The Cross and a Statue

I wonder sometimes, whether I’ve gone off the deep end; I find myself criticizing stuff like this so often.  There are so many things that get under my skin; I’m a very happy and fairly contented person, really I am.  It’s just when I see things like this I want to crawl under a rock.

Shawn pointed this out to me earlier, but then I ran across a post on the matter which prompted this short reflection.  Pastor Dan from Street Prophets commenting on this monument located in San Diego, wonders what role history plays in our determining tthoughts on these kinds of issues?  Every symbol/image displays historical and present cultures colliding.  This is a great question and one not easily answered – but he came close when he said something that sounded almost Quakerish,

“The trouble is that we’ve come so far so fast that we’ve out-stripped
the lifespans of our cultural artifacts, or their social signification,
anyway.”

Many of these things have lost social significance, but I don’t think that the cross and the statue are two of those things.   The thing is that we are always redefining symbols and borrowing themes from the past.  We do this in hopes of transferring some kind of message to the onlooker, evoking some response.  The idea or meaning behind the image to the left is not hard to  get at, in fact it’s overly simplistic.
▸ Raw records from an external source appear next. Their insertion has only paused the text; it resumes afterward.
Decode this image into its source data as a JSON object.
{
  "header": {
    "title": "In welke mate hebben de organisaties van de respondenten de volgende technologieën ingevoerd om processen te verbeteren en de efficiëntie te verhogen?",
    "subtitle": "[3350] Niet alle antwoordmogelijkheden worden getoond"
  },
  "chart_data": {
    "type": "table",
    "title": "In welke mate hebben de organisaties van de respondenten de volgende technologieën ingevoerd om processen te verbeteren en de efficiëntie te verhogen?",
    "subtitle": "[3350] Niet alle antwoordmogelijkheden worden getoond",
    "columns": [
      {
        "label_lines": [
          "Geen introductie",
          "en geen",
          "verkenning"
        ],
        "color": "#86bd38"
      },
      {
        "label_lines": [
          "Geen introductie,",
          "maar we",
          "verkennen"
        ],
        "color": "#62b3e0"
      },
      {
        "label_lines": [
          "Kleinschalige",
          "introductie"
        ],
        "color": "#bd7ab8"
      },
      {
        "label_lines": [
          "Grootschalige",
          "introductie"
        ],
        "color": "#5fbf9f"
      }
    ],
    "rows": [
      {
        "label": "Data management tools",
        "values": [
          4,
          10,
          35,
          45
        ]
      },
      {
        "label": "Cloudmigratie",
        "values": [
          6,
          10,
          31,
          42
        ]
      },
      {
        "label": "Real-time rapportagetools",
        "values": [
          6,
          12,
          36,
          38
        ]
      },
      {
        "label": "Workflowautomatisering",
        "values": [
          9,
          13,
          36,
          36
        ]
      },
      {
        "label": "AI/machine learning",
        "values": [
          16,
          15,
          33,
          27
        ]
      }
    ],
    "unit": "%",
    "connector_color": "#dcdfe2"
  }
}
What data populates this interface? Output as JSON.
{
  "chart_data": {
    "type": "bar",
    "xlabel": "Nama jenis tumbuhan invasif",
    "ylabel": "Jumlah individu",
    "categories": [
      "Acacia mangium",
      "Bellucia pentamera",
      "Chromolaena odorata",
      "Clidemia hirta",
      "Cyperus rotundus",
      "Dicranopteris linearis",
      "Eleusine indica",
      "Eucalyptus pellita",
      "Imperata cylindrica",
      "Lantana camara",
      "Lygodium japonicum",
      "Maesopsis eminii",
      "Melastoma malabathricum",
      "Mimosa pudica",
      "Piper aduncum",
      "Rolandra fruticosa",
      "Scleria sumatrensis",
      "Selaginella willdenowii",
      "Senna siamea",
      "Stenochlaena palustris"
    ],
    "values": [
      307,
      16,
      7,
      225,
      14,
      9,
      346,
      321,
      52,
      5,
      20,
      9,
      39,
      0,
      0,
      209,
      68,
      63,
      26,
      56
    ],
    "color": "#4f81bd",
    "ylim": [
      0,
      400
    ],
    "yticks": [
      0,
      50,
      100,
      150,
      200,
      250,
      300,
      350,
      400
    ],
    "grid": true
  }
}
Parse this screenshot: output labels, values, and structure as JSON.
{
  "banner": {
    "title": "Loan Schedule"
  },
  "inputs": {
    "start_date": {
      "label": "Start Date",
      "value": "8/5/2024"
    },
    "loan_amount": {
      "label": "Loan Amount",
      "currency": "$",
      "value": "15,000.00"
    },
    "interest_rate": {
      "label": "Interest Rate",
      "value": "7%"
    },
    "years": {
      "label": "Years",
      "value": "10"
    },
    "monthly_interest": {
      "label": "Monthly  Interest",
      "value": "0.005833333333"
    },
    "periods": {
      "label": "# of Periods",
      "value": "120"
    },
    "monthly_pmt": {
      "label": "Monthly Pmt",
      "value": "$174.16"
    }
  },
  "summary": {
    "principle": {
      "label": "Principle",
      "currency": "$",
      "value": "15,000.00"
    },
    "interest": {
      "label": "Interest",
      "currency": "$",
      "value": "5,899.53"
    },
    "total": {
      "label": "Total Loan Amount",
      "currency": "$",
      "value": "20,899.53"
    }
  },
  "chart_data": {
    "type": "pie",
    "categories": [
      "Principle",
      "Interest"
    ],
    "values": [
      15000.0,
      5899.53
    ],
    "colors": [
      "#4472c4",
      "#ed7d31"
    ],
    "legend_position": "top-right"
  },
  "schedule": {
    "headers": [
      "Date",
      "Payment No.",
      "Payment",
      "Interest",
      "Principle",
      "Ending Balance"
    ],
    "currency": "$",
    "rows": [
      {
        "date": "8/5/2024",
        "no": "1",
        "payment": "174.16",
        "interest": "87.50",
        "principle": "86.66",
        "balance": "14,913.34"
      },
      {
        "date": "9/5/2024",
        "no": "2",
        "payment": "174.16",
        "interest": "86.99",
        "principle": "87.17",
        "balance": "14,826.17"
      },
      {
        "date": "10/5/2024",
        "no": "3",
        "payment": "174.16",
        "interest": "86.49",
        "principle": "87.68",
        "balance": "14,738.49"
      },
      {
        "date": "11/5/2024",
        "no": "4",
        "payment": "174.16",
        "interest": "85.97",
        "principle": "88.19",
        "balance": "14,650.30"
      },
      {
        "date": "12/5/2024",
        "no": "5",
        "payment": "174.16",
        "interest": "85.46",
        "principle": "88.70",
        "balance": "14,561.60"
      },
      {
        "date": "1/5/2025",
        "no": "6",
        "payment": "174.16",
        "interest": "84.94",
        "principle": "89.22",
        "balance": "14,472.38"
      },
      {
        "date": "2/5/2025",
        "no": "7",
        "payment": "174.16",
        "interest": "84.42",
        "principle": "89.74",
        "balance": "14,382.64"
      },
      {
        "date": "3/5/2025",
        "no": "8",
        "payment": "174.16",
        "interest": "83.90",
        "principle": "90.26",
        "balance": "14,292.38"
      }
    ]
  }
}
A helpful question that Pastor Dan asks is, “So does it do more violence to call for the complete removal of the
cross than it does to seek some kind of compromise that allows it to
stay?”

Knowing that I tend to be critical I want to learn from this last question, how can the church meet a compromise in this situation? Can it? If so what might it look like?  My tendency is to want to remove this all together – is there some way we can redefine this so we don’t have to resort to such a response?